Submitting dental claims is a pain point for many dental practices. They get denied for a myriad of reasons or some trivial mistake or some update in the patient’s policies. Whatever the reason, you deserve proper payment for the procedures that you have done. It can feel frustrating if the claim goes unpaid by the insurance.
This article walks through how to submit a dental insurance claim in the correct form to protect the financial health of the dental practice.
Verifying the eligibility of the patient before
The first step for submitting dental insurance claims starts with verifying eligibility ahead of time. This small step can save a lot of time and energy further. It is the regular step in the claim-submitting process. Many providers try to skip this process, but insurance verification increases revenue.
Before even the patient visits the office, get this step done to understand the patient’s insurance plan, active dental benefits, and all relevant details, such as:
Verifying eligibility is key to creating claims that pay. Your team will reduce billing headaches and paperwork. It will show the covered and non-covered treatments in the patient’s insurance coverage plan.

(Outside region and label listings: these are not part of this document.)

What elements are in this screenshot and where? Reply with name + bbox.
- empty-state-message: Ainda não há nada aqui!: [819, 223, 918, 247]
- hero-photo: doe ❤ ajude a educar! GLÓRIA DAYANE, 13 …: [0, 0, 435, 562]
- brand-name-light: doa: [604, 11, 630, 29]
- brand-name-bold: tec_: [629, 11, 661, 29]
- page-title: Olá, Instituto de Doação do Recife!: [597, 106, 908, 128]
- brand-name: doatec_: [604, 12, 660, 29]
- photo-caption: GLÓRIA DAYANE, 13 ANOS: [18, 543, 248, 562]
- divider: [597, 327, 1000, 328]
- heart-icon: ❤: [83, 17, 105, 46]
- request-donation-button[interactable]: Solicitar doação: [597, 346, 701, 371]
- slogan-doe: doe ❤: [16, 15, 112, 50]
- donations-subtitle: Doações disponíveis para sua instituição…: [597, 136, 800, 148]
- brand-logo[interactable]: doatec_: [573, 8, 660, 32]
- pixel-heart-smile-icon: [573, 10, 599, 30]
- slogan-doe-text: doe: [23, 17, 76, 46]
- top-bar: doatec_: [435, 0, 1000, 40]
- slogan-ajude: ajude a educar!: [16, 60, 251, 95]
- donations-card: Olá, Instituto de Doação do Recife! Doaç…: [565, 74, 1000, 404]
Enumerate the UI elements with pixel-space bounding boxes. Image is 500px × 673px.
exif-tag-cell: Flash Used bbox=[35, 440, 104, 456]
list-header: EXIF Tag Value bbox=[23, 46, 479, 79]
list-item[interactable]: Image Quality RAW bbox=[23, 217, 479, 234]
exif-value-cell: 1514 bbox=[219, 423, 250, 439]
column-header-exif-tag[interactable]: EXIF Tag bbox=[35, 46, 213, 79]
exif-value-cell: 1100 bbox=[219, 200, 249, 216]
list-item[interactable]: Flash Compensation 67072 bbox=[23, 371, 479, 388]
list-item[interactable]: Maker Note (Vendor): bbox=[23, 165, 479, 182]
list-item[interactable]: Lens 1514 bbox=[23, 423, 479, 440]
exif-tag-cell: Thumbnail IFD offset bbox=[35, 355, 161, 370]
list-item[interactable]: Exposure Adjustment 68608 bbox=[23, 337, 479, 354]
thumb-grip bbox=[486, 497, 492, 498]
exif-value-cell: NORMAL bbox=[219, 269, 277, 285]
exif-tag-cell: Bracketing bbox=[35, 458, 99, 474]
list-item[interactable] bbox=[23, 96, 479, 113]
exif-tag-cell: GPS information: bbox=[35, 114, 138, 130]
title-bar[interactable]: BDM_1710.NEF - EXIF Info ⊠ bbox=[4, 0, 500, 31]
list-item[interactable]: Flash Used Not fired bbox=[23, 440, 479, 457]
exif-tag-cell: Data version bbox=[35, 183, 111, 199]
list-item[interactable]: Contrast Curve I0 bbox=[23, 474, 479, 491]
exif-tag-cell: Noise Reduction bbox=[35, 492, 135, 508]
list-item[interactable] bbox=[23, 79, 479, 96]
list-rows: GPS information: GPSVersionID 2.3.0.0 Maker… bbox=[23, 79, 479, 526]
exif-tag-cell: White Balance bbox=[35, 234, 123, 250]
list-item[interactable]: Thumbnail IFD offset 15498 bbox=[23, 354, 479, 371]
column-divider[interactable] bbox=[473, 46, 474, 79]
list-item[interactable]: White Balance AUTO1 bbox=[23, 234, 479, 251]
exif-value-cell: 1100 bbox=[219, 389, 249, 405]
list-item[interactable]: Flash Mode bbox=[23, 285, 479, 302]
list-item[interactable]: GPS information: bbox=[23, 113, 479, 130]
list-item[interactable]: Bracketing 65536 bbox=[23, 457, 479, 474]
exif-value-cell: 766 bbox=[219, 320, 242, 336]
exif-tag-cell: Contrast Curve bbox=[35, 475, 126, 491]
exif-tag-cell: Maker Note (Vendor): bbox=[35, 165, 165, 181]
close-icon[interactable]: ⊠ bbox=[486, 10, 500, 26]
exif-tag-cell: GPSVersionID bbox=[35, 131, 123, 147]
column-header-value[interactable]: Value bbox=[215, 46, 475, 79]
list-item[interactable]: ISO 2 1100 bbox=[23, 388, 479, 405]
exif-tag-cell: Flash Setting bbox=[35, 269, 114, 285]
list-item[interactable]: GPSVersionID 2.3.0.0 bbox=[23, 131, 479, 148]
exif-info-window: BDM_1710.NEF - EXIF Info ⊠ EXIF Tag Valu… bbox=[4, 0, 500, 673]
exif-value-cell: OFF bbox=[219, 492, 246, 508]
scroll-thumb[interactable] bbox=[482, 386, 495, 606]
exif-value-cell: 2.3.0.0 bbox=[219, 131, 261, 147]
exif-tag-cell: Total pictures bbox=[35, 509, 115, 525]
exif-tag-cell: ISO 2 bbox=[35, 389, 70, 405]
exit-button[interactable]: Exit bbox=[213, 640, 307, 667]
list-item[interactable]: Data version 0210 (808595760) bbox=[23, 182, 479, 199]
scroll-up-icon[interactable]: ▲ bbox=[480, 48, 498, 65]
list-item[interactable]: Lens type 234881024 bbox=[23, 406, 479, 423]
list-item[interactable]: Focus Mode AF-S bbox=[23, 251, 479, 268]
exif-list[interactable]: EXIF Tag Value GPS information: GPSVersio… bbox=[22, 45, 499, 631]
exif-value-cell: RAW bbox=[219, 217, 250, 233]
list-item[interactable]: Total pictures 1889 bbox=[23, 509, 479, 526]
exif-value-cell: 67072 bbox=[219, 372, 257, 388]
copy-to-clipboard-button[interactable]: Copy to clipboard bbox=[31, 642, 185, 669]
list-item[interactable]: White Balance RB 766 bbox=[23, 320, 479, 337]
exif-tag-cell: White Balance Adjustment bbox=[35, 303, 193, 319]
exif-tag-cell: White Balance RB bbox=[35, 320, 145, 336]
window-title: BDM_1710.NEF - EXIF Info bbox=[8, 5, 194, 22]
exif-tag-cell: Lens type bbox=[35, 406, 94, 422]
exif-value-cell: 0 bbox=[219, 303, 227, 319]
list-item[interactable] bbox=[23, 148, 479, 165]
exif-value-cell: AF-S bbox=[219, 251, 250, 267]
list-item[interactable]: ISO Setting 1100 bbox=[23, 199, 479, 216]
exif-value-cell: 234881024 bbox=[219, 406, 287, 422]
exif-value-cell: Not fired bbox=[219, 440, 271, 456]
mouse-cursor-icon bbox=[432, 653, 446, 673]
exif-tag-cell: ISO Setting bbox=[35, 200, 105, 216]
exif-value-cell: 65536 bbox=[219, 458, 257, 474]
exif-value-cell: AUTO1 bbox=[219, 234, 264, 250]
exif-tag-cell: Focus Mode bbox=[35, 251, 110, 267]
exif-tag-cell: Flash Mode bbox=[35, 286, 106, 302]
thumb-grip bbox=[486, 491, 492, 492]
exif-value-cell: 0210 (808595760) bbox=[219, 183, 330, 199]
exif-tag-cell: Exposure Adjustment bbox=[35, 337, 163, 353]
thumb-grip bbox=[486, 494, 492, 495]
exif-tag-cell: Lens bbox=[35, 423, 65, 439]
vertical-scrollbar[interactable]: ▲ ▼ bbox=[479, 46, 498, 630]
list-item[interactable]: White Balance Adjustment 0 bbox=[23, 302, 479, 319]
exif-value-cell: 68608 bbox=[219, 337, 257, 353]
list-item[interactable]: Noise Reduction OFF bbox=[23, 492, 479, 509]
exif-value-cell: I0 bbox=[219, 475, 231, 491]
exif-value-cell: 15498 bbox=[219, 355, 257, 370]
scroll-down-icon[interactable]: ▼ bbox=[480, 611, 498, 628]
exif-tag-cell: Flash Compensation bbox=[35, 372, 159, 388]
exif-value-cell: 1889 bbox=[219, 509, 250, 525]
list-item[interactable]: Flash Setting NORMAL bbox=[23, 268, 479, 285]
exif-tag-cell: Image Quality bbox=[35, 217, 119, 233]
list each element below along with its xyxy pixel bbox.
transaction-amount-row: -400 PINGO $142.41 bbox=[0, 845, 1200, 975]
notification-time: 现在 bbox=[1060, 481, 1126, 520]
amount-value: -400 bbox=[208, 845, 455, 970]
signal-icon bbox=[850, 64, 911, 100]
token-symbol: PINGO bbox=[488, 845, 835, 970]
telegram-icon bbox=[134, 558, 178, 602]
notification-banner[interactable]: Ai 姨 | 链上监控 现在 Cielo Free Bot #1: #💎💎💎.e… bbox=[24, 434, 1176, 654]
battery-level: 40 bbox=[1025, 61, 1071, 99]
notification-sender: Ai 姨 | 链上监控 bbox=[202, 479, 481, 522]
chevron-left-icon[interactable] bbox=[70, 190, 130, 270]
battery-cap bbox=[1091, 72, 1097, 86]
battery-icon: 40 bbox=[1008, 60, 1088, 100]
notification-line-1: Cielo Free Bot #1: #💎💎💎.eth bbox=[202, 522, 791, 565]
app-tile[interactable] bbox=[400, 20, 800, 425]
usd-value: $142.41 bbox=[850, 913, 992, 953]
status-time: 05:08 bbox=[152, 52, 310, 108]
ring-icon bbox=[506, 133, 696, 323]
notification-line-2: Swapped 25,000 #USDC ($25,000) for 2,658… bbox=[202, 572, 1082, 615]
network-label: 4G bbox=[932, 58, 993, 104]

Correct coding as per the procedure increases the chances that the insurance company will pay for the treatment. Inaccurate coding declines the pay and has to start the process again to receive the payment. Refiling increases the claim processing time and the cost to the dental practice as refiling fees. The codes are published and updated by the ADA annually. Keep yourself informed continually and stay on top of the changes in the coding for maximum collection.
Correct patient information
First things first, make sure you are filing with the right insurer. When the patient calls the office to make a dental appointment, get some information from the patient, like full name, date of birth, address, and insurance information with correct spelling.
The pandemic has led to changes in employment with many patients and lapses in appointments. Once the patient is in the office, verify the details by looking at the insurance card or driver’s license. It seems straightforward, as, on the going, it can save you from errors that could cause delays in processing.
Include appropriate documents
Dental insurance companies require additional documentation as proof of the service performed was necessary. Just saying the clinical notes do not suffice the medical necessity of the procedure explaining why the patient needed the particular treatment. Attaching x-rays, charts, and intraoral photos helps you to justify the treatment and provide as much information as possible in the claim submission.
Always consider taking the correct size photos or the correct format to reduce the amount of back and forth. Show them the required pictures in their original condition to speed up the payment. Different CDT procedures require different types of attachments depending upon the annual updates.
Create, batch, and submit the claim with the respective insurer. Track the claims if certain days have passed. Nobody likes calling insurance companies for follow-up. However, it is the fastest way to expedite the process and get a timely reimbursement. The insurance company’s representatives help answer the question and resolve the claim issues quickly.
Do not let the insurers dictate your dental claims revenue, and make sure your claims make a swift journey to get processed and paid. Verifying insurance, inputting accurate patient information, and following up is the golden ticket to paid claims. Many claims do not even make it to the insurance company and get denied when they go to the Clearinghouse.
The Clearinghouse is a bridge between the practice and the insurer. Partnering with the Clearinghouse assures the quality of the standard procedure, which increases the chances of accuracy and reduces re-work.